Impress & Instant Books: Neue Digital-Only-Imprints von Carlsen umwerben unabhängige Autoren

Von Self-Publishing hält man beim Carlsen Verlag nicht so viel, von Self-PublisherInnen dagegen umso mehr: Anfang August gehen zwei neue Digital-Only-Imprints an den Start, für die speziell nach Talenten innerhalb der Indie-Szene Ausschau gehalten wurde. Bei „Impress“ – Zielgruppe: Jugendliche und Junge Erwachsene – dreht sich alles um „Romantasy“ und „Paranormal Romance“, was man auch schon an Titel-Previews wie „Falkenmagie“, „Unter goldenen Schwingen“ oder „Die Piratin“ ablesen kann. Unter dem Label „Instant Books“ – Zielgruppe Erwachsene – geht’s derweil etwas härter zur Sache, siehe etwa „Zombifiziert“, „Chill Bill“ oder „Blutspeer“. Preislich rangieren die für epub- und mobi-Format angekündigten E-Books je nach Länge zwischen 1,99 Euro und 4,99 Euro, auf DRM wird offenbar verzichtet.
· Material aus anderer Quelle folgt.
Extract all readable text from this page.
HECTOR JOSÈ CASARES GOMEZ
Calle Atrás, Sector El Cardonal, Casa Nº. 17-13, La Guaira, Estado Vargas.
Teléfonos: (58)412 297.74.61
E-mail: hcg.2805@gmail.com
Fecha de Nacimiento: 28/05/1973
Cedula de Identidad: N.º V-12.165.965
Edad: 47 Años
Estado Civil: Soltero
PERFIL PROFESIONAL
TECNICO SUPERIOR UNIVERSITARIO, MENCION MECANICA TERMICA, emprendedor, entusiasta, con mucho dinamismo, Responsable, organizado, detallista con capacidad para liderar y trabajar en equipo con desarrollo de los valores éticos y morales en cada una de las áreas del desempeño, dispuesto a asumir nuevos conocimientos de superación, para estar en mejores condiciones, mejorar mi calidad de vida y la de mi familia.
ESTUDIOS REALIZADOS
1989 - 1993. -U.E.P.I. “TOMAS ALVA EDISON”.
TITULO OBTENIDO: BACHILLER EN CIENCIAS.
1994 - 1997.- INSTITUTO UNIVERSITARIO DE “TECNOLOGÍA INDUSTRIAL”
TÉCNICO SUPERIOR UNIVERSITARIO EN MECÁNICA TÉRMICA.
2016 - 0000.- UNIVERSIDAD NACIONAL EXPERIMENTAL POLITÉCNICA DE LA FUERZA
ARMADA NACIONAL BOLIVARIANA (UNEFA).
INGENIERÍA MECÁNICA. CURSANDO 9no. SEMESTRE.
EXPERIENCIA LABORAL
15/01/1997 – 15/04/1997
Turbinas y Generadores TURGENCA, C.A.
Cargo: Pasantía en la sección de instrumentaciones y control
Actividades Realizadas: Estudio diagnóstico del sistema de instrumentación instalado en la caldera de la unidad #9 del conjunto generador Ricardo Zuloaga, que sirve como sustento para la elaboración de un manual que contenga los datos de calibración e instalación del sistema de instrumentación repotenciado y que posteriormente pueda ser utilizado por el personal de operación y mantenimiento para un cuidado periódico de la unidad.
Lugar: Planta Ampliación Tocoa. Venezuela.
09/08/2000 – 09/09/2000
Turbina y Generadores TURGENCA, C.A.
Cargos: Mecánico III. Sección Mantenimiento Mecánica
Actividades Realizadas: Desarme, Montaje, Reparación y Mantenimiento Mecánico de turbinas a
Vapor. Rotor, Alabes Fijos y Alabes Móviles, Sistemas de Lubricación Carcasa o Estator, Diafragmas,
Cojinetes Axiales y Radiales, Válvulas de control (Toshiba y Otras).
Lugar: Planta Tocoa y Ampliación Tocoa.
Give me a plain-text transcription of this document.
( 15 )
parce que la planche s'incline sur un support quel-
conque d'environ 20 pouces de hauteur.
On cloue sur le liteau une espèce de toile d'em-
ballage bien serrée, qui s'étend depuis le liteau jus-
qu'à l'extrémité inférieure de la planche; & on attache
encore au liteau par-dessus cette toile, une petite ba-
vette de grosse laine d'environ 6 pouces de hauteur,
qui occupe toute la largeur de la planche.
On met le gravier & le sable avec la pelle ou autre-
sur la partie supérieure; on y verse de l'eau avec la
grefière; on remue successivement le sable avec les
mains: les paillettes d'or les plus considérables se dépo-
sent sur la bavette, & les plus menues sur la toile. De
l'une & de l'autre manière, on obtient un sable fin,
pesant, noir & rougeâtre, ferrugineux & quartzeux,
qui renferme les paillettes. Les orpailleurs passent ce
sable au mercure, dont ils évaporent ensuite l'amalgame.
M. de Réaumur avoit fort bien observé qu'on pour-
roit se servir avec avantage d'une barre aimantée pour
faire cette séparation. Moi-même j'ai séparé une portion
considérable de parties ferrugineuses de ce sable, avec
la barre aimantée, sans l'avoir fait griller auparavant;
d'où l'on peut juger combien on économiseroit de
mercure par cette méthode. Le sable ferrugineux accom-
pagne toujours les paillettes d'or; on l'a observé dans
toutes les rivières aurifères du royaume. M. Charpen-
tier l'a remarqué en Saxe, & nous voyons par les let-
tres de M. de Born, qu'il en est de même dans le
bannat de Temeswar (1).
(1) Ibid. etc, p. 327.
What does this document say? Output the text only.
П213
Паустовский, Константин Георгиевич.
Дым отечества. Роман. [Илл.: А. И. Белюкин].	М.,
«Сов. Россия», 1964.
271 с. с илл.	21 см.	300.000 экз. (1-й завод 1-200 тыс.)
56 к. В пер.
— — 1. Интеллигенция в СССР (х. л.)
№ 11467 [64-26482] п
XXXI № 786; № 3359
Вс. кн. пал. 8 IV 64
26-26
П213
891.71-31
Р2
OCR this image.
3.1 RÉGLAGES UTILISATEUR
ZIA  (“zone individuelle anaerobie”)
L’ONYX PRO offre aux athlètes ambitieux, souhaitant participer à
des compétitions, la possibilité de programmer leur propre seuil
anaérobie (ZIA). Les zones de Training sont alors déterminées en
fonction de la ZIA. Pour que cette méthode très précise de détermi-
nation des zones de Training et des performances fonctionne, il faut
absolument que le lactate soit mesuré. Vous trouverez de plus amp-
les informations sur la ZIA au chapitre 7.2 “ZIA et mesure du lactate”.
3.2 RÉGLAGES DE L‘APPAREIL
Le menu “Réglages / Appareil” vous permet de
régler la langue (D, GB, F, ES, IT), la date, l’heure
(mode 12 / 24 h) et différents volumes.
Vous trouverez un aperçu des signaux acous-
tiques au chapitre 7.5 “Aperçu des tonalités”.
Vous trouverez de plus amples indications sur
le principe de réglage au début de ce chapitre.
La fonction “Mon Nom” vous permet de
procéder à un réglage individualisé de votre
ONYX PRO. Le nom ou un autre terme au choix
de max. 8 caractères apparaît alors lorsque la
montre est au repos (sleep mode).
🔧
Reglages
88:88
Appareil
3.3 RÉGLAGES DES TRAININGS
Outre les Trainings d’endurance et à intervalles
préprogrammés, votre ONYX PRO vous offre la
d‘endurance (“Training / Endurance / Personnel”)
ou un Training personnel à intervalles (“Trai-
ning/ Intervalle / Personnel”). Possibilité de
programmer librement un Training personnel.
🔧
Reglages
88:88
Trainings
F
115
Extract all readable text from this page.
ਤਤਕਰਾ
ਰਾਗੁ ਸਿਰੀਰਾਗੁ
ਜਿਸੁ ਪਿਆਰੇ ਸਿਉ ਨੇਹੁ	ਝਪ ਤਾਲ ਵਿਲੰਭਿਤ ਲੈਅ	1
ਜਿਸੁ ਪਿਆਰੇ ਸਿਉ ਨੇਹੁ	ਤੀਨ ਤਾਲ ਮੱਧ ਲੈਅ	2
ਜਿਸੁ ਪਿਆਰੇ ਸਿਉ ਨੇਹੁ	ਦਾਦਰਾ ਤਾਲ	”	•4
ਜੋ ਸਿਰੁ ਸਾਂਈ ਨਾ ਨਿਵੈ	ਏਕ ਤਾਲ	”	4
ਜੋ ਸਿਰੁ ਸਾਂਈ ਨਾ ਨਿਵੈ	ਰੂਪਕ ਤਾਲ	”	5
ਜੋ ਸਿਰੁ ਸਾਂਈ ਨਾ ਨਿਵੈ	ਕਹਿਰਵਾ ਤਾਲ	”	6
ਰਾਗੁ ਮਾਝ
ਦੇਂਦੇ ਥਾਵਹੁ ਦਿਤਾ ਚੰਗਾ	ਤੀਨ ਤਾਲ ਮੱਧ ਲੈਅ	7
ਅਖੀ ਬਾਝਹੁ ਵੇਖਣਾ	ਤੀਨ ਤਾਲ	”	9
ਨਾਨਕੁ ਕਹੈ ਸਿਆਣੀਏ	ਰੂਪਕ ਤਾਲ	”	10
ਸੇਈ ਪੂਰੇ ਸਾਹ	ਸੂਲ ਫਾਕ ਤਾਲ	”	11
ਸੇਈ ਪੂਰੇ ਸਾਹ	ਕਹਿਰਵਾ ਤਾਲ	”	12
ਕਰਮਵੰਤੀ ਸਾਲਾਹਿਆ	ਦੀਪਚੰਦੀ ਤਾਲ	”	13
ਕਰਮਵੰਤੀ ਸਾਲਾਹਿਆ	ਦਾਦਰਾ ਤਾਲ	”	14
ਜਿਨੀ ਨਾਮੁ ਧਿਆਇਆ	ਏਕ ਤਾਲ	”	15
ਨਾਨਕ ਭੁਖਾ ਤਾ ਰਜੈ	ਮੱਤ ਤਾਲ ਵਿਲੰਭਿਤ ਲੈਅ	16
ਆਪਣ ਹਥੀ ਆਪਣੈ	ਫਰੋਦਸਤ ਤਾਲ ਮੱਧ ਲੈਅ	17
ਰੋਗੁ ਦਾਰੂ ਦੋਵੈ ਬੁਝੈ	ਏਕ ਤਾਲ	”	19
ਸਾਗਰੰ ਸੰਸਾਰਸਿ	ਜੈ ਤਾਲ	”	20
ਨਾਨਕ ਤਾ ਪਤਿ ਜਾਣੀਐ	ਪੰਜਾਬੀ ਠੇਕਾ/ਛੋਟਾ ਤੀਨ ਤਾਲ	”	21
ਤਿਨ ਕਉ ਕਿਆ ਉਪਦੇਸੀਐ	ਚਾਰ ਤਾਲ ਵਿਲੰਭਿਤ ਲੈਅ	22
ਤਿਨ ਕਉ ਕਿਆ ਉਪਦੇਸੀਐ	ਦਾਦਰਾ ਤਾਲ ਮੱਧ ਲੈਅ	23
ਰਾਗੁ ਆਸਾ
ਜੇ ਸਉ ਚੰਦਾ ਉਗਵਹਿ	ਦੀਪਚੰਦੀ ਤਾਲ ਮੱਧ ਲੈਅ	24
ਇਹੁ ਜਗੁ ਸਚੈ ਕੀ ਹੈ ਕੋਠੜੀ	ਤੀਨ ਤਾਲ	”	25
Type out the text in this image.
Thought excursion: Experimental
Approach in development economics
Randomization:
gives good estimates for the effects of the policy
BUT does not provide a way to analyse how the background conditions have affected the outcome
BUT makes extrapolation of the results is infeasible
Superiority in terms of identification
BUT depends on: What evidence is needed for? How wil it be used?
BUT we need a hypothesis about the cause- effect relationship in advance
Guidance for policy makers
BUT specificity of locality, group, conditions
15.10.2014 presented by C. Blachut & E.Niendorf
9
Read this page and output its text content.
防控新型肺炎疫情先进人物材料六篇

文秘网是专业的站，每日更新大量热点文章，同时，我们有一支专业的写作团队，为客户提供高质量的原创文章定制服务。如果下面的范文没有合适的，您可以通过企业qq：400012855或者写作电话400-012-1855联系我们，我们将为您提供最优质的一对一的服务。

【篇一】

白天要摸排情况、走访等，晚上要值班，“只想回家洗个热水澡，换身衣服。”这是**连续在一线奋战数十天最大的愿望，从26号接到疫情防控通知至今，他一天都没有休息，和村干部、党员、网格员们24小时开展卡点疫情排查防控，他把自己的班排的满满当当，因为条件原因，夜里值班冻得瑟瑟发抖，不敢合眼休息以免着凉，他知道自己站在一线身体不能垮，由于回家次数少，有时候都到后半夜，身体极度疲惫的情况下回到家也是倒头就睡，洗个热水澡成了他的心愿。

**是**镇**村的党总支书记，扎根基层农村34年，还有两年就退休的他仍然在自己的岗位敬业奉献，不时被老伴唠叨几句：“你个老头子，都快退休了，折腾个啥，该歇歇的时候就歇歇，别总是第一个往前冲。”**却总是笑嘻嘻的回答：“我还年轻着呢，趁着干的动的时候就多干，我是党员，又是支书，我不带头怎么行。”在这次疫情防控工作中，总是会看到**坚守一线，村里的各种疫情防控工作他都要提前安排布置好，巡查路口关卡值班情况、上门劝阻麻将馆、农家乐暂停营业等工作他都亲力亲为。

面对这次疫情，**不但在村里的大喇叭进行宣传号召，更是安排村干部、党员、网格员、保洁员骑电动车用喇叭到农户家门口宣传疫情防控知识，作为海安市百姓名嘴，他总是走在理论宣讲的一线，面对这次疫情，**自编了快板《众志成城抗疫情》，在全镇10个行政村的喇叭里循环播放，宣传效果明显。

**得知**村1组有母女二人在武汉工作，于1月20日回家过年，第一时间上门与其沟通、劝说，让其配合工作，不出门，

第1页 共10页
„Auf Self-Publishing reagieren wir mit Qualität“

Schon vor einiger Zeit hatte Carlsen einen Aufruf an Indie-Autoren gestartet: gesucht wurden Serials, Kurzgeschichten und Romane für die neuen Imprints. Dank digitalem Vertrieb konnte der Hamburger Verlag attraktive Konditionen bieten, so winken nicht nur bis zu 50 Prozent Tantiemen, sondern auch ein Vorschuss sowie besondere Marketing-Möglichkeiten via Social Media. Für das Herzschmerz-Label will man mit der Leser- & Autoren-Community „bittersweet.de“ kooperieren, für das Thriller- und Horror-Genre soll ein eigenes Portal aufgebaut werden. Ein professionelles Lektorat wie auch Design sind selbstverständlich inklusive – man reagiere schließlich „auf Self-Publishing mit Qualität“, behauptet die Pressemitteilung.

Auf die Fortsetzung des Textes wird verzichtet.